1985 novel by James Robert Baker

Adrenaline is the first novel written by James Robert Baker (1946–1997), an American author of sharply satirical, predominantly gay-themed transgressional fiction.

==History==
After graduating from UCLA, he began his career as a screenwriter, but became disillusioned and started writing novels instead. After the controversy surrounding publication of his novel, Tim and Pete, he faced increasing difficulty having his work published.

Adrenaline was published in 1985 under the pseudonym James Dillinger. A story of two gay fugitive lovers on the run, it presaged the satire and drug fueled violence so prominent in his later books.

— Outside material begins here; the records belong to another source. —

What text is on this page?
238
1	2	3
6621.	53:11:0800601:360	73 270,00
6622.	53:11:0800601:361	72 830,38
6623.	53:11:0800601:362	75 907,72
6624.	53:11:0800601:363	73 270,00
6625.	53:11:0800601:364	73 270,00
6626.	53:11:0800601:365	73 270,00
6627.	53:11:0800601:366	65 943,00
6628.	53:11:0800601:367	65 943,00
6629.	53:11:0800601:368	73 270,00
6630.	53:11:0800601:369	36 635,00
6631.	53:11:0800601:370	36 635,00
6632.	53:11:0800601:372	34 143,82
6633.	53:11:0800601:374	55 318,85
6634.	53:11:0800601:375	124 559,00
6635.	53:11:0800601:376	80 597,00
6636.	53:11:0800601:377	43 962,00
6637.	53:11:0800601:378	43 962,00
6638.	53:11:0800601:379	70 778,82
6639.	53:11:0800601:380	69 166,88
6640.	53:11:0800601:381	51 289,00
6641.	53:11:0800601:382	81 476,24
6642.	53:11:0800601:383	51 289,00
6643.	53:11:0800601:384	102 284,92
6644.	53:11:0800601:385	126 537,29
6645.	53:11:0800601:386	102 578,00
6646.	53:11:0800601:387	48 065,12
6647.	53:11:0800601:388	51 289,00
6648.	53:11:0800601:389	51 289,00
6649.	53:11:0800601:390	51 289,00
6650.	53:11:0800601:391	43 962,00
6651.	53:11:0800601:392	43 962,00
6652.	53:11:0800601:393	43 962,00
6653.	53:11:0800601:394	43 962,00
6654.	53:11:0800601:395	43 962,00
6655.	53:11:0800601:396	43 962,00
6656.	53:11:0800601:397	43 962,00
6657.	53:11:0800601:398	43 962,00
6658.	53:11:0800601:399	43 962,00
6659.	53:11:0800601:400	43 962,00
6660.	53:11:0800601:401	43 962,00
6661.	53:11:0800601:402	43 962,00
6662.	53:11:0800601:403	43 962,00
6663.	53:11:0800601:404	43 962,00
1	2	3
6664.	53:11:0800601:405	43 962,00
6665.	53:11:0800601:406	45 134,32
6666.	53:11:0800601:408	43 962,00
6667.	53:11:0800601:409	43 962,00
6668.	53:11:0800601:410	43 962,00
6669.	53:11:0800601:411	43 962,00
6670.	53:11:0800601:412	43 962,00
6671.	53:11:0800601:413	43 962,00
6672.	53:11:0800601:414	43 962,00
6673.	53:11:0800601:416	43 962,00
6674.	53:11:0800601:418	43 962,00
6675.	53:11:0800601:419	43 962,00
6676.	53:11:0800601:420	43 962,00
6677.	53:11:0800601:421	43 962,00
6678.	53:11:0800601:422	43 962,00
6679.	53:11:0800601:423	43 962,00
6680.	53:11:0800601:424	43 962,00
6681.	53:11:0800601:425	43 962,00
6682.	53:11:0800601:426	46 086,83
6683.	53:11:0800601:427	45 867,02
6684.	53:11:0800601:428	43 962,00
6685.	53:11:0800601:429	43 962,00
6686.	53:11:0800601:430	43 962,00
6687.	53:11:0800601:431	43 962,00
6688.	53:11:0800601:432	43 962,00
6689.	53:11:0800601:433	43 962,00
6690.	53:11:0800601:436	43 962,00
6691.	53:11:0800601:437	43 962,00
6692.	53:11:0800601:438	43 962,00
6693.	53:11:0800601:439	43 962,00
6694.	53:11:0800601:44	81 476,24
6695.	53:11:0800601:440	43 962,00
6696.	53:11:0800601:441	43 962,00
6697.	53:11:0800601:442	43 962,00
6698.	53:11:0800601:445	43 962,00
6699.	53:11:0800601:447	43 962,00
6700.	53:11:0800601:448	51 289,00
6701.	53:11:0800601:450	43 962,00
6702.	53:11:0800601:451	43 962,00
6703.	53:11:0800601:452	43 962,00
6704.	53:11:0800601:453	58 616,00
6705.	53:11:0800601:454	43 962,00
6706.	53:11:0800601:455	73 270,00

Here Baker began developing the themes that dominated his following works: anarchy; angry and somewhat paranoid gay men; the dark underside of Los Angeles, juxtaposed with its sunny outward image; the hypocrisy of organized religion; anonymous sex and its implications in the age of AIDS; and homophobia and the oppression of gays in a Republican-dominated America. Its plot device of underdog characters forced into flight due to circumstances beyond their control was one Baker explored in all of his subsequent work.

==Plot summary==
A native Californian, his work is set almost entirely in Southern California, and the book is about two "lusty" gay lovers from Los Angeles named Nick and Jeff who at the beginning of the novel were having passionate sex when two "wildly homophobic cops" break in on them. They fight back and while trying to defend themselves, they take one cop as hostage. A SWAT team shows up and accidentally kills the cop hostage and blames the two lovers. After that incident the two are on the run from the authorities throughout Los Angeles on the way to Mexico.

==Reviews==
Planet Out noted the book as an "unapologetic jackhammer of anti-right, anti-homophobe, anti-corporate invective, despised by polite gays, embraced by activist queers, and garnered both hostile reviews and exuberant word-of-mouth." LaBlonte noted it "set the teeth of early AIDS activists on edge." The Los Angeles Times noted it as "over-the-top satire enthusiastically blending humor with rage and violence". James noted "Baker had many issues with the world at large, homophobic cops and preachers along with closeted Hollywood moguls, in particular, and he was able to find satisfaction in his novels that he could not find in real life" stemming from "pent up anger at the homophobic America at elected Ronald Reagan twice and sat by clucking their teeth while so many gay men died of AIDS." Gay Community News noted "he has an eye for the absurd, the quixotic, and the downright existential in pop culture".

==Subsequent works==
The modest success of the novel encouraged him to devote himself to what have become his best known works, Fuel-Injected Dreams (a novel revolving around a character loosely based on record producer Phil Spector) and Boy Wonder. Though he garnered some fame for his books Fuel-Injected Dreams and Boy Wonder, according to his life partner the move to more mainstream novels instead of writing the fiction he wanted to create were a contributing factor in his suicide.

Posthumously, Baker's work has achieved cult status in the years since his death, and two additional novels have been posthumously published.

As of 2006, first editions of Adrenaline, Boy Wonder, Fuel-Injected Dreams, and Tim and Pete have become collector's items and command high prices at rare book stores. First-edition copies of his earlier works have also become collector's items.